The US derivatives regulator is examining the impact on markets of extremely short-dated options contracts after analysts warned the booming trend could be contributing to wild swings in stock prices.
Rostin Behnam, chair of the Commodity Futures Trading Commission, on Wednesday said the agency was assessing the potential risks or systemic issues that could arise from so-called zero-day trading strategies, which have surged in popularity since the start of the coronavirus pandemic.
Zero-day options refer to contracts that expire on the same day they are purchased and are mainly tied to the S&P 500 index. About 45 per cent of S&P 500 options volume on a typical day comes from on single-day options, according to Bank of America.
Proponents say the daily expiries allow investors to make more targeted bets or hedge risk around specific events such as economic data releases or central bank meetings but analysts have warned that the rising numbers of contracts could be magnifying violent market swings. Equity options contracts in the US are regulated by the CFTC’s sister regulator, the Securities and Exchange Commission.
Speaking to reporters at the annual Futures Industry Association conference in Boca Raton, Behnam said: “We’re talking internally about who the participants are in that market, what it potentially means from a risk standpoint, what are the obvious — if any — systemic issues . . . I don’t want to prejudge it, but it’s clearly on our radar.”
He added that more transparency around who was using the options was “the key to a successful market”.

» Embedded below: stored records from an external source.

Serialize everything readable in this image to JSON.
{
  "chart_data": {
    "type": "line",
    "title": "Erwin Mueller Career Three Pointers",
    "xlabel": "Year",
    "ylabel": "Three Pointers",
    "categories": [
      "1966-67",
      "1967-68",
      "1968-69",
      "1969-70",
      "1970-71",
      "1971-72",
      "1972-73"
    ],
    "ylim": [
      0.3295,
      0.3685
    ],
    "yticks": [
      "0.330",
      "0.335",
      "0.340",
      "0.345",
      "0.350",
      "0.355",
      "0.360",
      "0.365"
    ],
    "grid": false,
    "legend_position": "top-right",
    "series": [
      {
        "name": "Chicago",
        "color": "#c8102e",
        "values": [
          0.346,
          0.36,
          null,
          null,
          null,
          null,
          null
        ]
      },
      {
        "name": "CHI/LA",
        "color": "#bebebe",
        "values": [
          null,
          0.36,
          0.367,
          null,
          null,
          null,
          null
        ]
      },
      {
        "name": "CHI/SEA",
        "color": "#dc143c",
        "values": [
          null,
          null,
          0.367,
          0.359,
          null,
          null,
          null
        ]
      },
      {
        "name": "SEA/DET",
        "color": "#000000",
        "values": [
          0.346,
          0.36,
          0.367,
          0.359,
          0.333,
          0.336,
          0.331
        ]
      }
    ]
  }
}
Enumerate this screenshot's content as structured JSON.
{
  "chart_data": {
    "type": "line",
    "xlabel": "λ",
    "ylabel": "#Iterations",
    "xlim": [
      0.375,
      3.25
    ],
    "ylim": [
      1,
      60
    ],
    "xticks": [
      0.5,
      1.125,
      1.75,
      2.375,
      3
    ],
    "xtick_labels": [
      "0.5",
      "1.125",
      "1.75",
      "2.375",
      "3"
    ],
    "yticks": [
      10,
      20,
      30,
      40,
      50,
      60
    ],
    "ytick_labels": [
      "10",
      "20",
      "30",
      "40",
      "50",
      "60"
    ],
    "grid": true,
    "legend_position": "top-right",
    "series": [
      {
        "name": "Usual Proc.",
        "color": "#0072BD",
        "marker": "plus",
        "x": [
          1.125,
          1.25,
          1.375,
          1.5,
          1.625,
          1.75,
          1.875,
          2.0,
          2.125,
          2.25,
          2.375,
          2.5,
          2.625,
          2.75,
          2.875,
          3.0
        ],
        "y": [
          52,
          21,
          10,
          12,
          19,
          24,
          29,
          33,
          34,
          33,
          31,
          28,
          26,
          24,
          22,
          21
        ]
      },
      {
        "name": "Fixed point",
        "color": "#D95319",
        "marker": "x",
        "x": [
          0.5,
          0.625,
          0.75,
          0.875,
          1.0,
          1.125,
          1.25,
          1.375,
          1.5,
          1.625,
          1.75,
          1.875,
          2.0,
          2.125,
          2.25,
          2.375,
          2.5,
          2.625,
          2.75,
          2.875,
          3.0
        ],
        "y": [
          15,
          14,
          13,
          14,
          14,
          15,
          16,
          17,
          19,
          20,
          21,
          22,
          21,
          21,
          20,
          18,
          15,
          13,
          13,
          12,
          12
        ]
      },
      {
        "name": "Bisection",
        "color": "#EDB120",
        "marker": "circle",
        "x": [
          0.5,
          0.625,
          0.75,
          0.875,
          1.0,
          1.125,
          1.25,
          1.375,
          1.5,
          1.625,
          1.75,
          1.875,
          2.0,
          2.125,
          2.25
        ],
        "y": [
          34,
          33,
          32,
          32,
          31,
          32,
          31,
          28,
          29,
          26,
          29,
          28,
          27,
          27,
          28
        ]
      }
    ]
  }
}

The flexibility of short-term options has been particularly popular with investors during the past year’s market volatility, with trading volumes repeatedly hitting new records.
However, the trend has drawn regulatory attention after a series of reports by analysts at JPMorgan that compared the growth to the 2018 blow-up in options markets, known as “Volmageddon”.
A build-up of one-way bets on products linked to the Vix volatility gauge ended in early 2018 with the closure of two major investment funds after a drop in stock markets caused a sharp reversal in the Vix.
In its worst-case scenario the bank suggested that the cost of unwinding zero-day options bets could effectively turn a 5 per cent S&P 500 decline into a 25 per cent market decline.
The vast majority of zero-day trading focuses on contracts tied and are offered by Cboe Global Markets, the world’s largest options exchange. At a separate event at the FIA conference on Tuesday Cboe head of derivatives Arianne Adams dismissed comparisons to Volmageddon or the meme stock trading of the early pandemic.
She said the exchange’s S&P 500 contracts were being traded by a broader spectrum of investors and spilled between buy and sell orders, which reduced the risk of causing sharp moves in one direction.
She added that many trades were closed out before they expire, and said more than half of investors used complex spread trades that included inbuilt hedges.
A senior executive at a large market maker that trades S&P 500 options said that many of the concerns were based on a misunderstanding of how they were being traded, and said “if anything the added volume is just more liquidity, which should [make markets] less risky”.
The trader said he had discussed the topic with regulators, and believed they “are pretty on top of what the story is and are seeking to understand [the issue], not just knee jerk react”.